Forston came back strongly during the 2010 season registering 37 total tackles (16 solo and 21 assisted), 12 tackles for loss, three quarterback sacks, one interception and two passes defended. Forston's final season was cut short because of a season-ending knee injury against Bethune-Cookman. Forston subsequently decided to forgo his final season of eligibility and entered the NFL draft.

==Professional career==

===2012 NFL draft===
Forston entered the NFL Combine graded as the No. 15 prospect among defensive tackles. His workout performance was rather unimpressive compared to other defensive line prospects. Projected as a seventh-round selection by Sports Illustrated, Forston was ranked as the No. 24 defensive tackle available in the 2012 NFL draft. Forston was not selected in the 2012 NFL draft.

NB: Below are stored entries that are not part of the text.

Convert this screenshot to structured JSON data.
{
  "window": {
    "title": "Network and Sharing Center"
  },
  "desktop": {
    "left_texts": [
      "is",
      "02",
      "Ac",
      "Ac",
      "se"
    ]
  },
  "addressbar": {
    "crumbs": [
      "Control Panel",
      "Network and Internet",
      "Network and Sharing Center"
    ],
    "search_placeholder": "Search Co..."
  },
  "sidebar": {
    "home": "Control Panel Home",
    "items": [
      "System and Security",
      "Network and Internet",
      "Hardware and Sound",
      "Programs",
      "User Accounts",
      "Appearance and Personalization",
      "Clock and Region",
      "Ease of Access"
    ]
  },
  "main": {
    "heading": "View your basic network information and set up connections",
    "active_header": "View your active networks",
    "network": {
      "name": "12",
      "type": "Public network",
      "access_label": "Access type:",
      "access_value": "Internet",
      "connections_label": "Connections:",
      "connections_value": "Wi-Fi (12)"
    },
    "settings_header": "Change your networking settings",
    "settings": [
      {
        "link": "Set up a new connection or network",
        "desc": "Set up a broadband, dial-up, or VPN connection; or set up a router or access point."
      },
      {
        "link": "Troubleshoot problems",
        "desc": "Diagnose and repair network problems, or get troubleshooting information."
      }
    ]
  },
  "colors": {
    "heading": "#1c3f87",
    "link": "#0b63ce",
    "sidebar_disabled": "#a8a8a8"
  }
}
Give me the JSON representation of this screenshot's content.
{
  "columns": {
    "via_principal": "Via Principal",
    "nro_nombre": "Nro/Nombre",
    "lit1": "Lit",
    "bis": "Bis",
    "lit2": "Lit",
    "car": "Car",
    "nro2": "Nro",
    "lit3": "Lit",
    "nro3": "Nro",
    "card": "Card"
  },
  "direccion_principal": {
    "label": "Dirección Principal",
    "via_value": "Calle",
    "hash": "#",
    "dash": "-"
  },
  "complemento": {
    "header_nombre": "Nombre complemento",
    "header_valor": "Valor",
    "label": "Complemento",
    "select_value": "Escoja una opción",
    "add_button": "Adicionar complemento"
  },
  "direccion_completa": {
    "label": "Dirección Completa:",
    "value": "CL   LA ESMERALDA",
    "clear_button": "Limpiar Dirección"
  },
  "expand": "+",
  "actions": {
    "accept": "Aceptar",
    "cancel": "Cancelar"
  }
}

===New England Patriots===
Forston was signed as an undrafted free agent after the draft by the New England Patriots. Forston initially made the team, but was waived on September 26. He was then re-signed to the team's practice squad and was later activated by the New England Patriots. Forston played in one game during the season; a 31–30 week 3 loss to the Baltimore Ravens.

Forston was waived by the New England Patriots entering the 2013 season, but was later signed to their practice squad. Forston was re-signed by the New England Patriots after Vince Wilfork's season-ending injury. Forston registered one tackle for loss in 'New England's Week 6 30–27 win against the New Orleans Saints. Forston earned his first NFL start in New England's Week 7 30–27 loss to the New York Jets, registering two tackles, with one tackle for loss.

On August 21, 2014, Forston was released by the Patriots.

===St. Louis Rams===
After not being offered by any NFL team in 2014, Forston interrupted his football career and worked in security. A criminology major in college, he had offers to join the Miami Gardens Police Department and the Atlanta Police Department.

In early August 2015, the St. Louis Rams signed Forston for their off-season roster. On September 5, 2015, he was waived by the Rams.